Current Mortgage Rates Roundup for June 24, 2015

U.S. treasury bonds gained on Wednesday, thus current mortgage rates are slightly lower than yesterday, as worries over Greece’s debt crisis renewed, which drove investors to safe-haven assets. Following a two-day selloff earlier this week, the bond market strengthened today, as reports emerged that late-stage bailout talks between Greece and it s creditors have stalled on Wednesday. In bond market-related news, the Treasury Department auctioned $35 billion in five-year notes at the highest yield since December, which met with soft demand.

During today’s trading session tha yield on the benchmark 10-year treasury note dipped to 2.38%, a 4 basis points decline compared to Tuesday’s 2.42%. The yield on the long-term 30-year treasury note finished the day 4 basis points lower than yesterday, and it’s now hovering at 3.16%.

Current Mortgage Rates Roundup for June 24, 2015

Despite today’s market improvements lenders remained cautious with revising their rate sheets with lower rates. The most reasonable explanation for lenders being conservative with repricing is the extremely volatile environment that the U.S. bond market has been experiencing lately. Lenders mainly rely on the prices of mortgage-backed securities (MBS), in determining mortgage rates and today the pricing on MBS ticked up. Today’s MBS prices would have suggested a bigger improvement in mortgage rates, but in the current volatile environment, which supports higher mortgage rates, it’s somewhat understandable that lenders are more cautious with repricing. Still, chances that you can see slightly lower mortgage interest rates today at your lender, compared with rate levels on Tuesday.

Compare today’s mortgage rates and take advantage of current low rates

Now, moving on to today’s economic calendar, the Commerce Department released the final estimation for Q1 GDP. According to the third revision, the U.S. economy contracted at a seasonally adjusted annual rate of 0.2% in the first quarter of 2015, instead of the 0.7% pace of decline reported last month. The current figure is right in line with expectations. The economy expanded at a 2.2% annual rate in Q4 2014. The Commerce Department’s data showed that a harsh weather, a strong dollar, a decline in energy prices were some of the factors that led to a poor performance in the first quarter of 2015.

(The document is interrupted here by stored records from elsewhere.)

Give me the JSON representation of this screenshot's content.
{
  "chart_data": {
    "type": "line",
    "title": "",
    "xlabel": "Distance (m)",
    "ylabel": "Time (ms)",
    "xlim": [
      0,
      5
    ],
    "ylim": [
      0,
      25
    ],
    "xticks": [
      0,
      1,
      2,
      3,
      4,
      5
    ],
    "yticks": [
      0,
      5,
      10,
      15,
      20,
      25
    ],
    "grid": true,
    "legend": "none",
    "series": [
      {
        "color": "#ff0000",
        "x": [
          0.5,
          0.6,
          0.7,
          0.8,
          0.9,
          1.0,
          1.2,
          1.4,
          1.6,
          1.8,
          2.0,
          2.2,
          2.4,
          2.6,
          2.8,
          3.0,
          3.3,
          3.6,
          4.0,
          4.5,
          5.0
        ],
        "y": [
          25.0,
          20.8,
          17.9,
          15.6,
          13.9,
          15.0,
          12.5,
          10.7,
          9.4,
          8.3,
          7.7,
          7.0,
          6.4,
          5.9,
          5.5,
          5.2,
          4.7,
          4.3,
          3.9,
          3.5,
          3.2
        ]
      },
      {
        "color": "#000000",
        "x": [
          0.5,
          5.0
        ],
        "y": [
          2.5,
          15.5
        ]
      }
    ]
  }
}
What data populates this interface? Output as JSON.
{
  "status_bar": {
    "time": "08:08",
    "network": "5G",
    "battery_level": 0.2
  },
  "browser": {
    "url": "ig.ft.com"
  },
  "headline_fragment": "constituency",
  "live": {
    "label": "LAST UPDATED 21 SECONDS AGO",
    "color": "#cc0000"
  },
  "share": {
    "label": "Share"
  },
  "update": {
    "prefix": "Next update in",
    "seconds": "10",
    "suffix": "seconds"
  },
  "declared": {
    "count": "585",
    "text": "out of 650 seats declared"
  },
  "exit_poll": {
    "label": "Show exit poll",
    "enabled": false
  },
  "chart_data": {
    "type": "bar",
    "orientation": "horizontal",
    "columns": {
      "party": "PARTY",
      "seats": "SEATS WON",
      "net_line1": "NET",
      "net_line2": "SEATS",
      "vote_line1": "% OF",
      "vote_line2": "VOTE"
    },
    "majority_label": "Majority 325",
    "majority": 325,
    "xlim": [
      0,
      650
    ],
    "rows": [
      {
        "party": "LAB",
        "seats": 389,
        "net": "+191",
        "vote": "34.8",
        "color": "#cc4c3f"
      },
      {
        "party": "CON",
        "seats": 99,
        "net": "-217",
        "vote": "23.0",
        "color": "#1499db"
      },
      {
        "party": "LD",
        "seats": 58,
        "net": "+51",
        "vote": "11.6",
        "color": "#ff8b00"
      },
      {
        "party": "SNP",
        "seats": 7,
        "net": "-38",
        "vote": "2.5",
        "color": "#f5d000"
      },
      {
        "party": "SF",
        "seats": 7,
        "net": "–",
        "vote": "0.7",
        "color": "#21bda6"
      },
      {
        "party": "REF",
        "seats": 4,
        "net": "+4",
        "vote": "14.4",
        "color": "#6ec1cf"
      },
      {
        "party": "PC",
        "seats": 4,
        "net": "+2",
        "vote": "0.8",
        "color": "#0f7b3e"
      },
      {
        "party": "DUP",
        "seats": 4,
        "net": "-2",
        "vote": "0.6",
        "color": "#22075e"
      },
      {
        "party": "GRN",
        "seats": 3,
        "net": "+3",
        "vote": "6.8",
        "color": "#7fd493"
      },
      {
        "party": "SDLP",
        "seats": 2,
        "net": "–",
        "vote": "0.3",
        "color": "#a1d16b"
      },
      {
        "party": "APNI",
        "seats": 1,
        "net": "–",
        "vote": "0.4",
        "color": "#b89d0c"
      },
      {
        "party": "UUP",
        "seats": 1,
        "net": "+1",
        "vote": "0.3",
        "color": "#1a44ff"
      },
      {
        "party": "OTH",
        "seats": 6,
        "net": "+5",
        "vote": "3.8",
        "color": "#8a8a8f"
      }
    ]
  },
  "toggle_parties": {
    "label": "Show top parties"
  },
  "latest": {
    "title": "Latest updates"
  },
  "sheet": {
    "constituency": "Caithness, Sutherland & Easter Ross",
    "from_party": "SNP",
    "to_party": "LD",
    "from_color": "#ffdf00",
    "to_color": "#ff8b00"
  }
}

Looking at current average mortgage rates, financial company Zillow reported earlier this week, that the interest rate on the 30-year fixed mortgage climbed 2 basis points to 3.95% during the wraparound week ended on Tuesday. At Zillow Mortgages the rate on the 15-year fixed mortgage is currently hovering at 3.04%, while the 5/1 adjustable-rate loan is coming out at 2.82%. By taking a look at mortgage rates by state, the company’s data revealed that the biggest weekly increase in 30-year mortgage rates took place in Florida and Illinois. In Florida, the average 30-year fixed mortgage rate is now hovering at 4.00%, while in Illinois the same type of mortgage loan is available at an average rate of 3.94%. Now, in California the 30-year FRM came in at an average rate of 3.95% during the wraparound week, an uptick of 2 basis points compared to last week, according to Zillow’s data.

Another company, HSH.com reported this week, that the average rate on 30-year conforming residential mortgages decreased by 2 basis points, according to the firm’s latest Weekly Mortgage Rates Radar covering the Wednesday-to-Tuesday wraparound week. HSH.com’s weekly survey also showed, that the average rate on 5/1 Hybrid ARMs also improved by 2 basis points in the said period, and it’s currently sitting at 3.06%.

Headlines about Greece’s debt crisis remain a main market driver, which generate price swings and volatility in financial markets. U.S. domestic economic data also impacts markets, thus mortgage rates as well, but at a lesser extent these days than the news on Greece’s bailout talks. With that in mind, if Greece’s debt negotiations with its creditors eventually fall apart, which has the potential to spark a broad market turmoil, it could lead to lower mortgage rates in the U.S. If you are a gambler, who can tolerate high risk for a big reward, then you may want to float ahead and see what happens.

However, if you are averse to risk, and expect that the situation over Greece’s debt crisis will be resolved until deadline, the U.S. economy continues to strengthen, thus leaving the door open for higher mortgage rates in the upcoming weeks, then you better lock a rate these days. The current market environment supports the upward trend for mortgage rates, and with the Fed rate hike looming this year, it’s unlikely to see rates falling back to extremely low levels in the near future.